What makes Songeist different to other online platforms for music?
Essentially, the staff’s proximity to the bands and fans we’re working with as well as our immediate connection to the music scene that bands are emerging into. I have over a decade of experience being in a DIY band and running my own label for instance and I’m just at the end of an email for anyone who wants to get in touch. Granted, there are a number of fantastic UK sites and resources for promotion of emerging music but the hosting and selling of music tends to be handled by huge global sites. They are great for what they are, but we think that having our nose to the ground gives us an advantage over them as it pertains to our interaction with emerging artists in the UK.
We really want to foster a sense of community on the site and we don’t want the artists to feel lost in the crowd which is a problem on the huge music sites. At Songeist we champion our artists and help spread the word about their music via social media, our home page, featured artist sections and editorial content. It’s a small team, so when we all agree on an artist it’s a great feeling and they can enjoy all the promotion we can muster! Other feathers in our cap that we’re very proud of are our exclusive live showcases and sessions. This year we’re hosting a Songeist curated showcase at The Great Escape festival in Brighton which we’re stoked about.
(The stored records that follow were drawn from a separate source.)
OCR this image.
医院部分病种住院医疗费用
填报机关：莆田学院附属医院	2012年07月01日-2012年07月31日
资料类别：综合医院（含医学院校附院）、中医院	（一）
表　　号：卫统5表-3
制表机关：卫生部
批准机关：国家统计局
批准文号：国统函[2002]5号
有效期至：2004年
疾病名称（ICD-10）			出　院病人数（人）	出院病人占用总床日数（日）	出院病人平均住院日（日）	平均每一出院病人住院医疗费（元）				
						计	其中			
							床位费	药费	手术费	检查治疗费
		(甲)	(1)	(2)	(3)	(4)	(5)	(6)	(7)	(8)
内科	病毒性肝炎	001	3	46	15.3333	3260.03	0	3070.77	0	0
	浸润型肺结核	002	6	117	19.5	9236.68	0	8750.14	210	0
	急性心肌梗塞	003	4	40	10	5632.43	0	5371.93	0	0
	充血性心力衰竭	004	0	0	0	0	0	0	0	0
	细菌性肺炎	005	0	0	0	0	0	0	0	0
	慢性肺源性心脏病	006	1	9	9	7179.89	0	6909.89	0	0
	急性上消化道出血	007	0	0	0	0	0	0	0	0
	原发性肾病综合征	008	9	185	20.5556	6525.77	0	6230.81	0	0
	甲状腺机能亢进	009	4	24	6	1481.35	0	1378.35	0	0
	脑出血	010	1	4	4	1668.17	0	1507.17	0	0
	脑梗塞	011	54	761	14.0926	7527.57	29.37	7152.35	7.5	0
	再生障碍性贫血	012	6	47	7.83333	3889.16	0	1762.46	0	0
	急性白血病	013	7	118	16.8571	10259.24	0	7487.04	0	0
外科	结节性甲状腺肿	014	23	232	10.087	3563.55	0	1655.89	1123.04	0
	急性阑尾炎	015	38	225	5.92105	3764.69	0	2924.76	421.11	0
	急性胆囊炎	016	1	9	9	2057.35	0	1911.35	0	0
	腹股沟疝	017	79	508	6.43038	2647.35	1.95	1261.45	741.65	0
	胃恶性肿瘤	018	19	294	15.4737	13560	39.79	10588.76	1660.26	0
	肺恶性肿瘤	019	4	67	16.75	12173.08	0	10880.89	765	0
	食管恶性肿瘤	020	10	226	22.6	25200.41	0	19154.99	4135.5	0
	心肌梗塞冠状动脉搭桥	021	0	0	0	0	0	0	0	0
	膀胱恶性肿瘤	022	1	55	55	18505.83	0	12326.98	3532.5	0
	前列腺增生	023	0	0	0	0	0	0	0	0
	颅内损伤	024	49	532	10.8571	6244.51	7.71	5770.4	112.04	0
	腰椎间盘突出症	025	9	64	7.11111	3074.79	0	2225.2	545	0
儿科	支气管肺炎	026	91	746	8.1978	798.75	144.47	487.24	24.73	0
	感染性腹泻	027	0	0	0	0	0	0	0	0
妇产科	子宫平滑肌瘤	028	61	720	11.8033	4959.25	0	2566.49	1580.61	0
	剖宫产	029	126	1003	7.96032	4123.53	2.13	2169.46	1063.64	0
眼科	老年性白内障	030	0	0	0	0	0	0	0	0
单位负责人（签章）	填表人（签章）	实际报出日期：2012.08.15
Every act on the bill has their music on Songeist and is an active part of our community and promotion so it’ll be great to present that to the music fans and industry representatives at the festival.
What are you top tips for an indie band to promote their music online?
A little research and organisation goes a long, long way. Know your genre and have a plan. Last night I was advising an act that have a single and a video ready how best to proceed and a lot of the time I was just re-iterating to know your genre, have a plan and stick to it. Don’t let your material dribble out onto different platforms just because you’re excited. Even if it’s your first four track demo, you still need an EPK; a good photo, a decent bio and a press release written to a professional standard. That stuff makes as big an impression as your music and you can’t go back and re-do that just because you’ve rushed to get your stuff out. Leave time in your schedule for the photos and written parts of your EPK to be double-checked by someone who knows the ropes.
Do some research and make a list of the sites and magazines you’re aiming for. There are a stack of links over on the BBC Introducing page to sites and blogs for emerging artists to send their music to. Hit them all together on a Monday morning and hope that across the week some of the sites and blogs may pick up on it. A great way to promote a digital single or EP is with a video. So set a date for the EP release and be intelligent in your use of your social media to hype that over the subsequent weeks. Choose the Monday a week or two before the single comes out to drop the video and use annotations on YouTube to point the viewer towards that. On the same day, send your EPK and press release about the video and single to all the sites and blogs and magazines that cover the genre you’re in. You’ll be amazed how your organisation and preparation in that aspect of your music will be as important to your act’s failure or success as the music itself.
How does a band get involved with Songeist?
To claim your free profile, simply head over to Songeist.com and go to http://www.songeist.com/artist/register. We would absolutely suggest that you check out other acts on the platform; maybe use the ‘browse artist’ function to find other bands in your genre. And then, why not get in touch with the band via the messaging system? We’re inspired by sites that have a strong community. It’s that sense of community that we envision and that we’re dedicated to nurturing at Songeist.
In the short term, we’re spending our time adding technical tweaks and features to the site. We launched in beta because we wanted to be able to remain agile to the needs of the bands that are joining our community, so we’re building additions to the site based on their recommendations, which is a really exciting way of developing. In the longer term, we’re hoping to become the first stop for bands, fans and industry to learn about and interact with emerging acts in the UK. It’s a lofty goal but you have to have a dream!
Any thing else to add?
Thank you to you and the guys at UK Indie Touring. I love what you and others like DemosUK, Fresh on the net, Best of British Unsigned, Help for Bands, Music Crowns and others are doing for the support of emerging UK acts. We know we are the new kids on the block but we are inspired by your work and efforts and we look forward to working alongside you in the promotion of emerging artists in the UK. Thanks for letting us get our voice across and keep up the good work.